Tuesday, January 26, 2016

26/1/16: 'More than 1,000 jobs per week' Government Claims v Reality


One senior TD and a Junior Minister with position relating, indirectly, to employment and the labour market has just posted an interesting statement. A part of the statement goes thus: “we used the Action Plans for Jobs process to drive job creation, creating more than a 1000 jobs a week”.

Now, let’s raise two points. One philosophical, another purely arithmetic.

Philosophically, I am not aware of any Government that claims creation of jobs. Technically, public jobs are either created by the Civil Service or another Public body, as opposed to the Government itself. Practically, any jobs creation, in public or private sector is enabled by the economy (people working in, investing in, paying taxes in and interacting with public and private sectors) and not by the Government. Thus, Government may facilitate jobs creation by enacting supportive legislation or providing legislative and/or regulatory strategy, or not impede one, but it cannot create jobs. Minister can act as PR middle(wo)men and announce jobs created, but that is about as close to jobs creation as they ever get.

Aside from this, there is a simple matter of arithmetic.

Recall that the current Government came into power at the end of 1Q 2011. Let us suppose the Government really got down to ‘creating jobs’ by 1Q 2012. Which means the Government has been at its jobs game for roughly 14-15 quarters through 3Q 2015 or, at the lower end 3 years and a half. That means that the Government should have created “over” 182,000 jobs in that period. This benign to the Minister claim, because if we are to look at the record of the entire duration of the Government, his claim would have equated to roughly 221,000 jobs created.

Let us note that 1Q 20912 was the lowest point in employment levels during the crisis, so comparatives to that base should improve Government position: prior to 2Q 2012 jobs were being destroyed in the economy, past the end of 1Q 2012 they were being added.

Keep the two numbers in your mind: we are told that the Government has ‘created’ either more than 182,000 or more than 221,000 jobs over its tenure, depending on where one starts to count.

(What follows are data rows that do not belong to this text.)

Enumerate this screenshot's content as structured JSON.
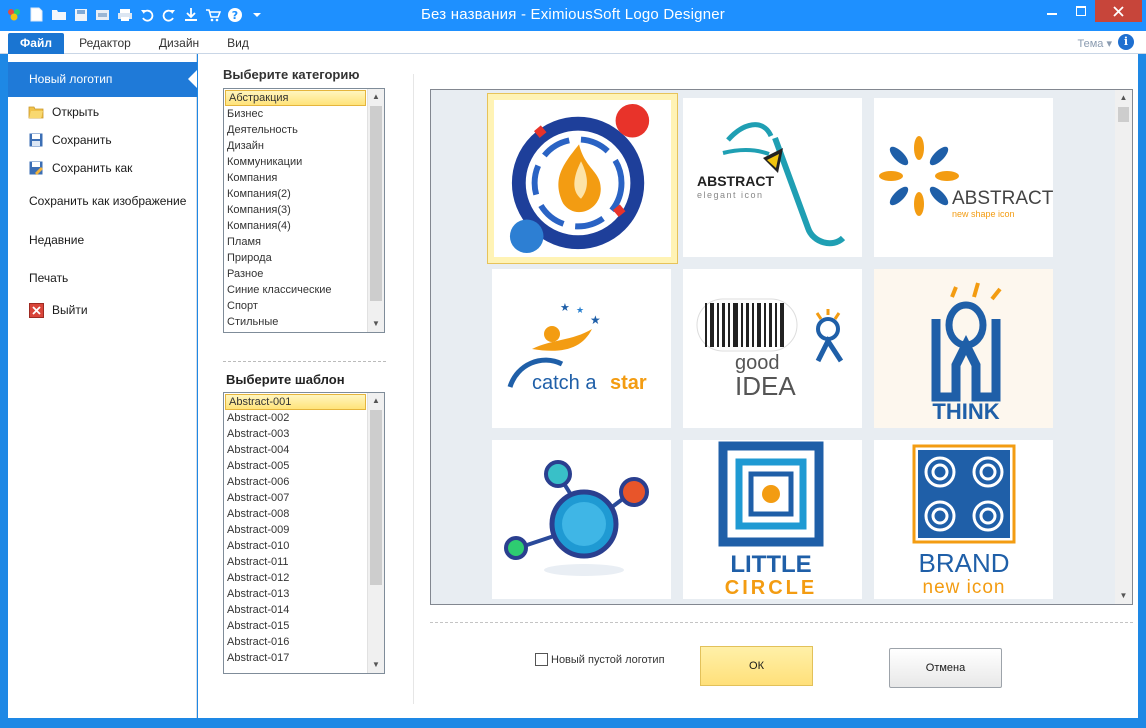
{
  "window": {
    "title": "Без названия - EximiousSoft Logo Designer"
  },
  "ribbon": {
    "tabs": [
      "Файл",
      "Редактор",
      "Дизайн",
      "Вид"
    ],
    "theme_label": "Тема",
    "info_glyph": "i"
  },
  "menu": {
    "new_logo": "Новый логотип",
    "open": "Открыть",
    "save": "Сохранить",
    "save_as": "Сохранить как",
    "save_as_image": "Сохранить как изображение",
    "recent": "Недавние",
    "print": "Печать",
    "exit": "Выйти"
  },
  "category": {
    "label": "Выберите категорию",
    "selected": "Абстракция",
    "items": [
      "Абстракция",
      "Бизнес",
      "Деятельность",
      "Дизайн",
      "Коммуникации",
      "Компания",
      "Компания(2)",
      "Компания(3)",
      "Компания(4)",
      "Пламя",
      "Природа",
      "Разное",
      "Синие классические",
      "Спорт",
      "Стильные"
    ]
  },
  "template": {
    "label": "Выберите шаблон",
    "selected": "Abstract-001",
    "items": [
      "Abstract-001",
      "Abstract-002",
      "Abstract-003",
      "Abstract-004",
      "Abstract-005",
      "Abstract-006",
      "Abstract-007",
      "Abstract-008",
      "Abstract-009",
      "Abstract-010",
      "Abstract-011",
      "Abstract-012",
      "Abstract-013",
      "Abstract-014",
      "Abstract-015",
      "Abstract-016",
      "Abstract-017"
    ]
  },
  "gallery": {
    "logos": [
      {
        "line1": "",
        "line2": ""
      },
      {
        "line1": "ABSTRACT",
        "line2": "elegant icon"
      },
      {
        "line1": "ABSTRACT",
        "line2": "new shape icon"
      },
      {
        "line1": "catch a",
        "line2": "star"
      },
      {
        "line1": "good",
        "line2": "IDEA"
      },
      {
        "line1": "THINK",
        "line2": ""
      },
      {
        "line1": "",
        "line2": ""
      },
      {
        "line1": "LITTLE",
        "line2": "CIRCLE"
      },
      {
        "line1": "BRAND",
        "line2": "new icon"
      }
    ]
  },
  "footer": {
    "blank_logo_label": "Новый пустой логотип",
    "ok_label": "ОК",
    "cancel_label": "Отмена"
  },
  "colors": {
    "titlebar": "#1e90ff",
    "accent": "#1f7ad8",
    "close_button": "#c7453a",
    "selection": "#ffe37a"
  }
}
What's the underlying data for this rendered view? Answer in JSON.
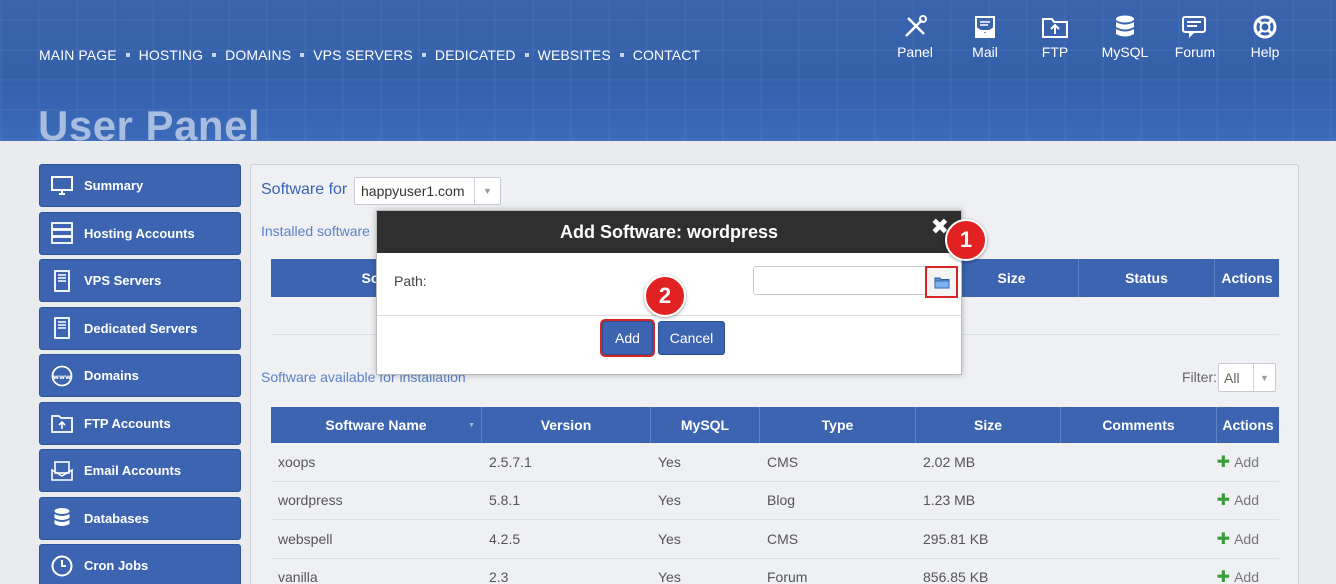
{
  "nav": [
    "MAIN PAGE",
    "HOSTING",
    "DOMAINS",
    "VPS SERVERS",
    "DEDICATED",
    "WEBSITES",
    "CONTACT"
  ],
  "page_title": "User Panel",
  "tools": [
    {
      "label": "Panel",
      "icon": "wrench-screwdriver-icon"
    },
    {
      "label": "Mail",
      "icon": "mail-icon"
    },
    {
      "label": "FTP",
      "icon": "folder-icon"
    },
    {
      "label": "MySQL",
      "icon": "database-icon"
    },
    {
      "label": "Forum",
      "icon": "chat-icon"
    },
    {
      "label": "Help",
      "icon": "lifebuoy-icon"
    }
  ],
  "sidebar": [
    {
      "label": "Summary",
      "icon": "monitor-icon"
    },
    {
      "label": "Hosting Accounts",
      "icon": "server-icon"
    },
    {
      "label": "VPS Servers",
      "icon": "server-tower-icon"
    },
    {
      "label": "Dedicated Servers",
      "icon": "server-tower-icon"
    },
    {
      "label": "Domains",
      "icon": "globe-www-icon"
    },
    {
      "label": "FTP Accounts",
      "icon": "folder-upload-icon"
    },
    {
      "label": "Email Accounts",
      "icon": "mail-open-icon"
    },
    {
      "label": "Databases",
      "icon": "database-icon"
    },
    {
      "label": "Cron Jobs",
      "icon": "clock-icon"
    }
  ],
  "main": {
    "software_for_label": "Software for",
    "domain_value": "happyuser1.com",
    "installed_label": "Installed software",
    "installed_headers": [
      "Software Name",
      "Size",
      "Status",
      "Actions"
    ],
    "installed_partial_header": "So",
    "available_label": "Software available for installation",
    "filter_label": "Filter:",
    "filter_value": "All",
    "available_headers": [
      "Software Name",
      "Version",
      "MySQL",
      "Type",
      "Size",
      "Comments",
      "Actions"
    ],
    "available_rows": [
      {
        "name": "xoops",
        "version": "2.5.7.1",
        "mysql": "Yes",
        "type": "CMS",
        "size": "2.02 MB",
        "action": "Add"
      },
      {
        "name": "wordpress",
        "version": "5.8.1",
        "mysql": "Yes",
        "type": "Blog",
        "size": "1.23 MB",
        "action": "Add"
      },
      {
        "name": "webspell",
        "version": "4.2.5",
        "mysql": "Yes",
        "type": "CMS",
        "size": "295.81 KB",
        "action": "Add"
      },
      {
        "name": "vanilla",
        "version": "2.3",
        "mysql": "Yes",
        "type": "Forum",
        "size": "856.85 KB",
        "action": "Add"
      }
    ]
  },
  "modal": {
    "title": "Add Software: wordpress",
    "close_glyph": "✖",
    "path_label": "Path:",
    "path_value": "",
    "add_label": "Add",
    "cancel_label": "Cancel"
  },
  "badges": [
    "1",
    "2"
  ],
  "colors": {
    "accent": "#3d64b0",
    "highlight": "#d62525",
    "modal_header": "#2f2f2f"
  }
}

Now, consult CSO QNHS database - the source of official counts for numbers in employment. Between the end of 1Q 2012 and 3Q 2015 (the latest for which we have data), total employment rose 158,000. But wait, these are not all jobs. 4,500 of that increase is in the category of Assisting Relative. And 121,200 of these additions are employees, including schemes. Beyond this, the above increase also includes 30,100 new (added) self-employed with no employees.

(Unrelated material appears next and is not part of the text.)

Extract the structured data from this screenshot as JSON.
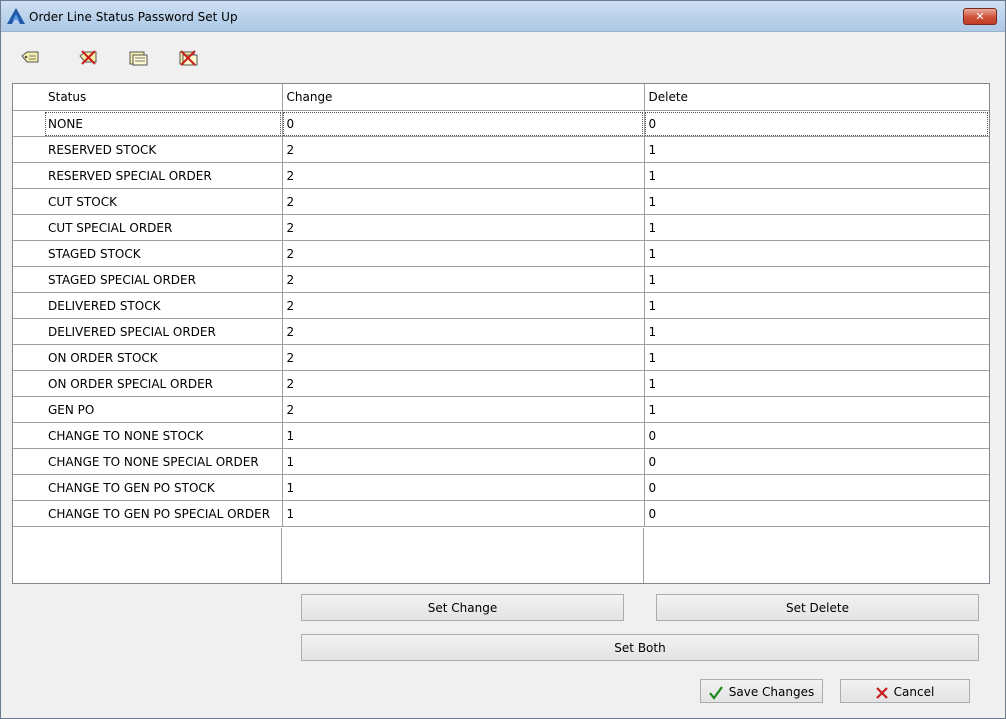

It is hard to assume that the Government can claim it 'created' self-employment jobs where there is not enough activity to hire staff, or that it increased the need to help relatives.

So put things together in a handy table:


Numbers speak for themselves. By the very best metric, Government is more than 1/2 year shy of the lowest end of the claim of 'more than 1,000 jobs created per week'. It is more than 1/2 year shy of the claim that there were '1,000 jobs created per week'.

This Government deserves credit for helping sustain conditions for the recovery. Some of these conditions trace to the policies put in place by its predecessor and continued by the present Government, some are down to Troika and implemented by this Government, some are undoubtedly facilitated by the efforts of the current Government. The economy is recovering and, by some metrics, very robustly. And jobs are being created by the economy (yes, by entrepreneurs, enterprises, their employees and their clients and investors, but not by the Government).

This is not to take away from the positives the Government should rightly claim. But it is to point out that some of the outlandishly bombastic claims are not quite warranted.